Hedge your bets
Meaning
To avoid committing oneself; to leave a means of retreat open.
Origin
Hedge has been used as a verb in English since at least the 16th
century, with the meaning of 'equivocate; avoid commitment'. An
example of this comes in Shakespeare's Merry Wives of Windsor, 1598:
"I, I, I myself sometimes, leaving the fear of God on the left hand
and hiding mine honour in my necessity, am fain to shuffle, to hedge
and to lurch ."
It began to be used in relation to financial transactions, in which a
loan was secured by including it in a larger loan, in the early 17th
century. Initially, the phrase associated with this form of hedging
was 'hedging one's debts', for example, John Donne's Letters to Sir
Henry Goodyere, circa 1620:
"You think that you have Hedged in that Debt by a greater, by your
Letter in Verse."
'Hedging one's bets' was coined later in that century. It referred to
the laying off of a bet by taking out smaller bets with other lenders.

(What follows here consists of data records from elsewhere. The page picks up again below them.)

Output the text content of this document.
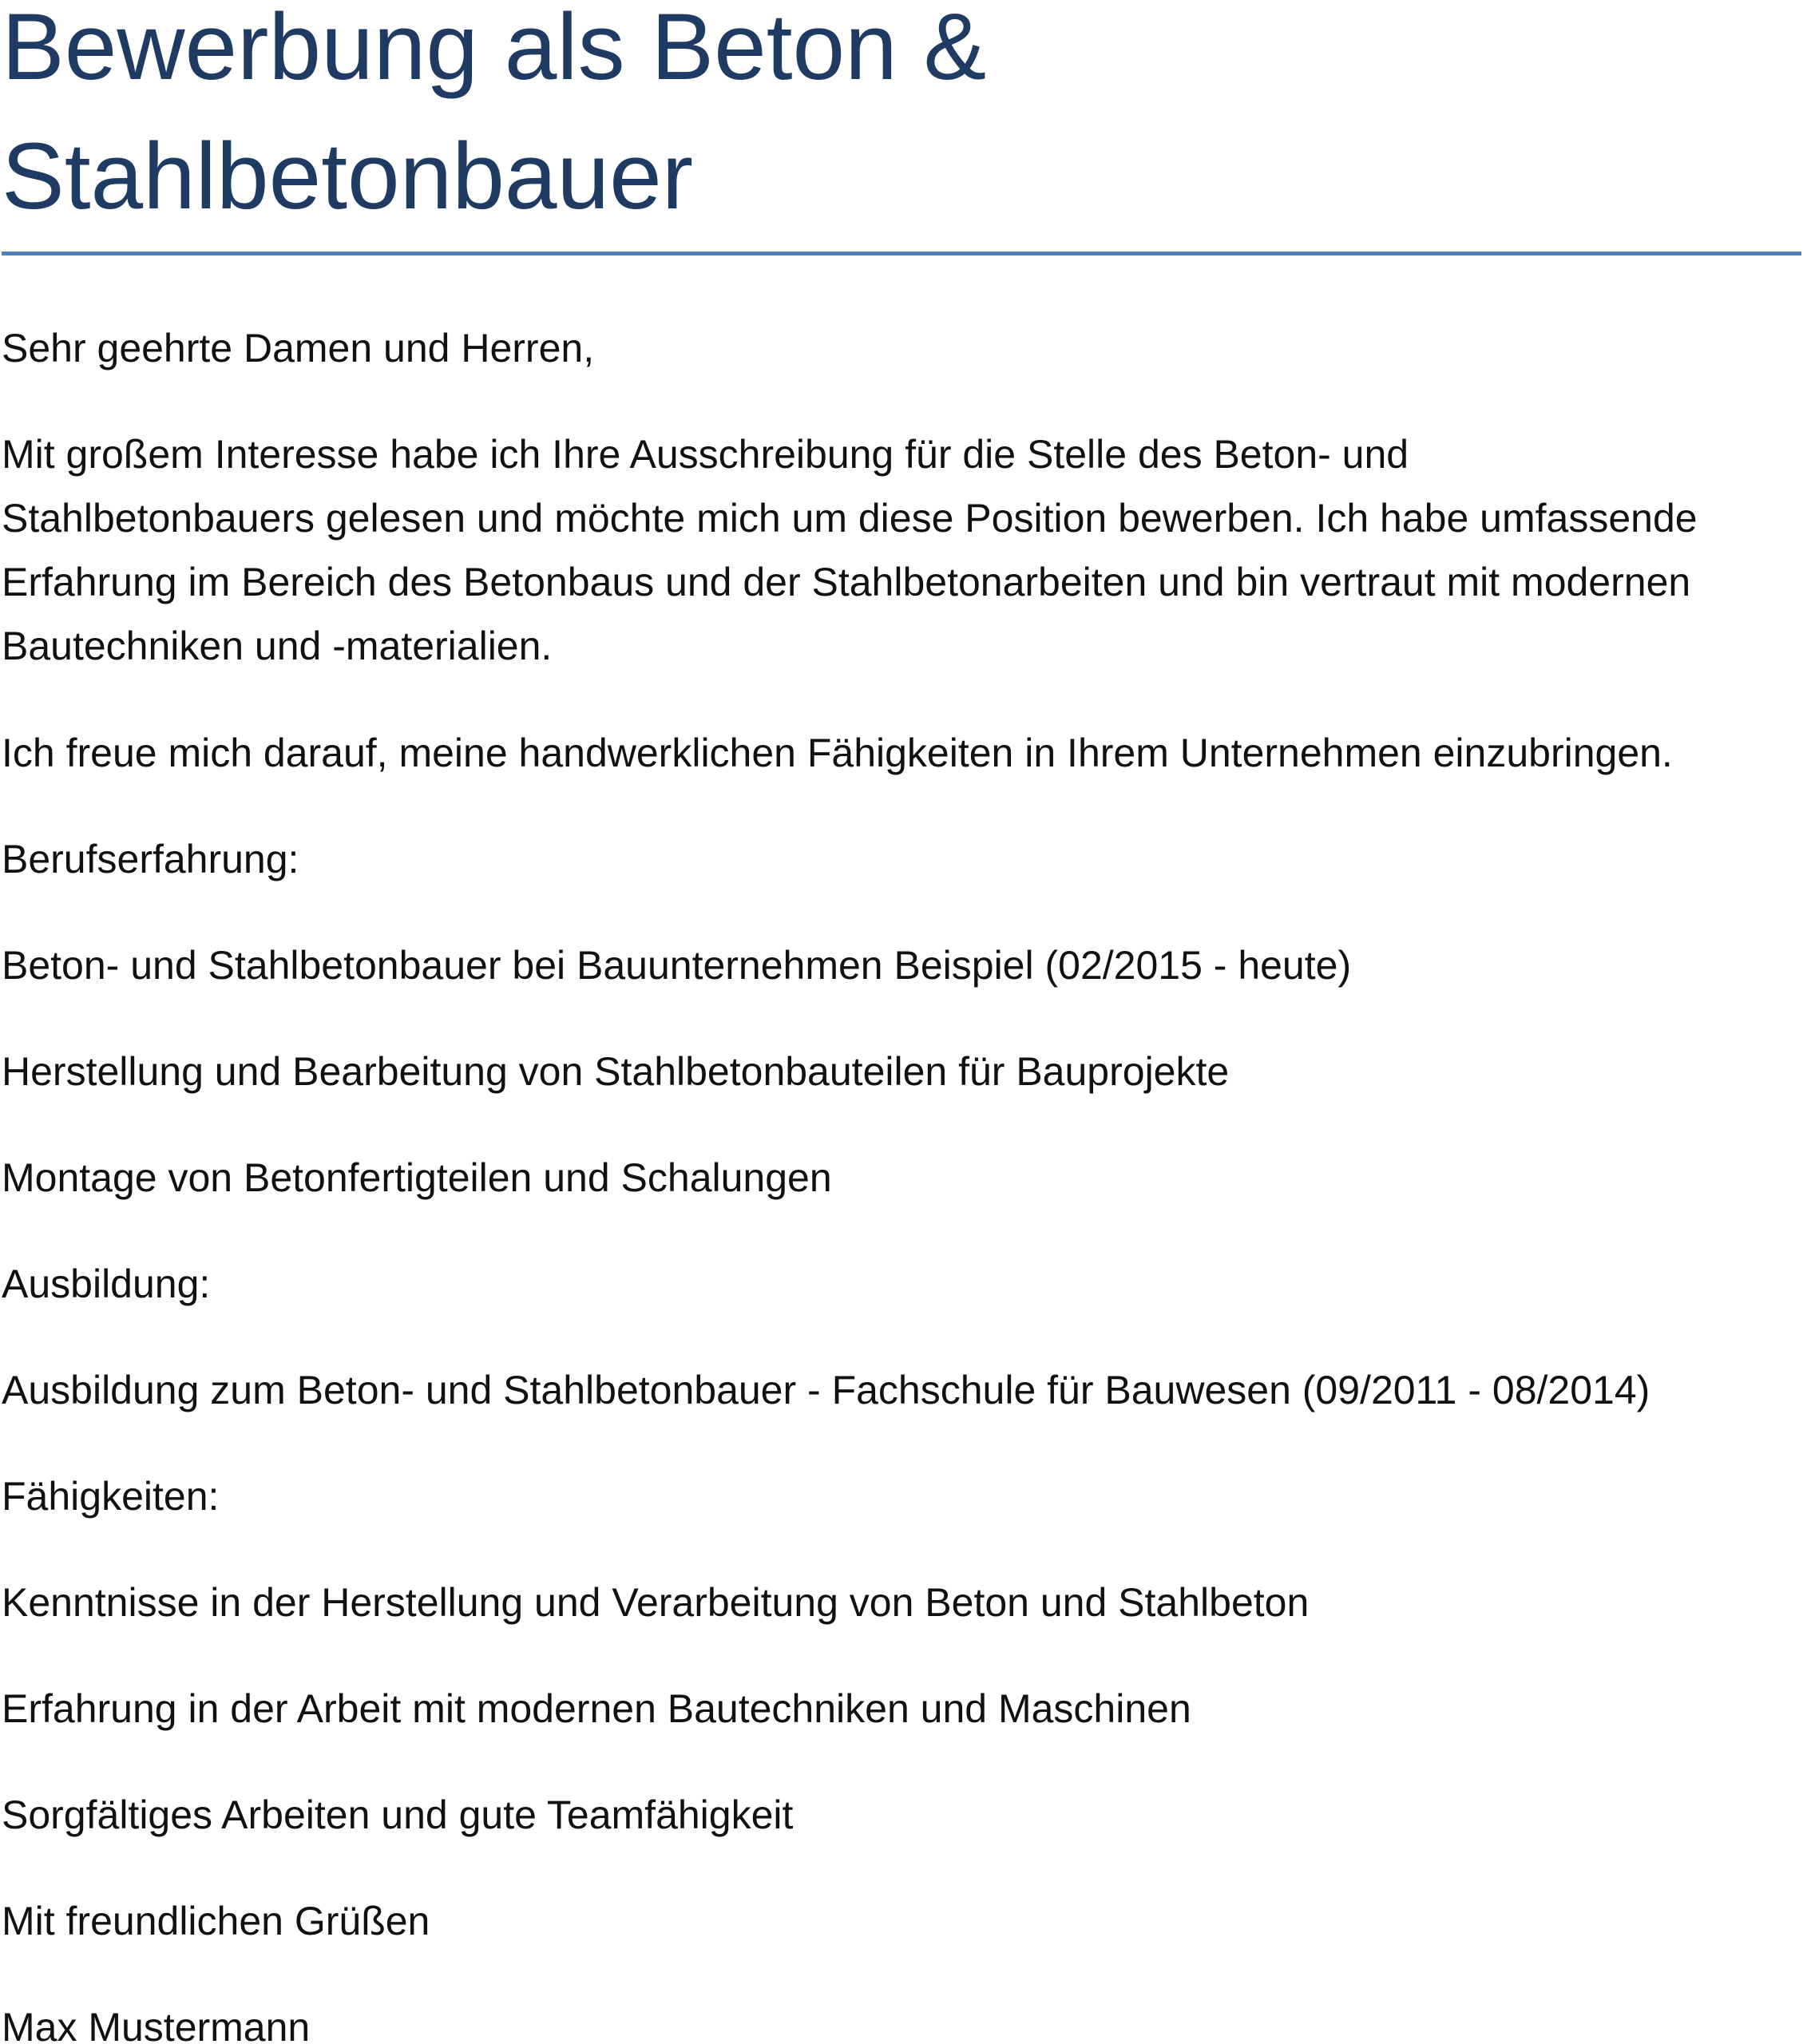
Bewerbung als Beton &

Stahlbetonbauer

Sehr geehrte Damen und Herren,

Mit großem Interesse habe ich Ihre Ausschreibung für die Stelle des Beton- und
Stahlbetonbauers gelesen und möchte mich um diese Position bewerben. Ich habe umfassende
Erfahrung im Bereich des Betonbaus und der Stahlbetonarbeiten und bin vertraut mit modernen
Bautechniken und -materialien.

Ich freue mich darauf, meine handwerklichen Fähigkeiten in Ihrem Unternehmen einzubringen.

Berufserfahrung:

Beton- und Stahlbetonbauer bei Bauunternehmen Beispiel (02/2015 - heute)

Herstellung und Bearbeitung von Stahlbetonbauteilen für Bauprojekte

Montage von Betonfertigteilen und Schalungen

Ausbildung:

Ausbildung zum Beton- und Stahlbetonbauer - Fachschule für Bauwesen (09/2011 - 08/2014)

Fähigkeiten:

Kenntnisse in der Herstellung und Verarbeitung von Beton und Stahlbeton

Erfahrung in der Arbeit mit modernen Bautechniken und Maschinen

Sorgfältiges Arbeiten und gute Teamfähigkeit

Mit freundlichen Grüßen

Max Mustermann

The purpose of this was to avoid being unable to pay out on the
original larger bet. The phrase was first used by George Villiers, the
2nd Duke of Buckingham, in his satirical play The Rehearsal, 1672:
"Now, Criticks, do your worst, that here are met; For, like a Rook, I
have hedg'd in my Bet."
The verb 'to hedge' derives from the noun hedge, i.e. a fence made
from a row of bushes or trees. These hedges were normally made from
the spiny Hawthorn, which makes an impenetrable hedge when laid. To
hedge a piece of land was to limit it in terms of size and that this
gave rise to the 'secure, limited risk' meaning. Hedge funds, much in
the news nowadays, take their name from their method of limiting, i.e.
hedging, their risk.
Curiously, the original examples of another financial device currently
newsworthy i.e. stocks, were literally made from material that was
taken from hedges. In the 17th century, the tally that recorded a
payment to the English Exchequer was a rough stick of about an inch in
diameter, split along its length. One half, the stock, was given as a
receipt to the person making the payment; the other half, the
counterfoil, was kept by the Exchequer. Ownership of payments that
were made jointly by a group were shared among the members of
so-called joint stock companies, hence stocks and shares.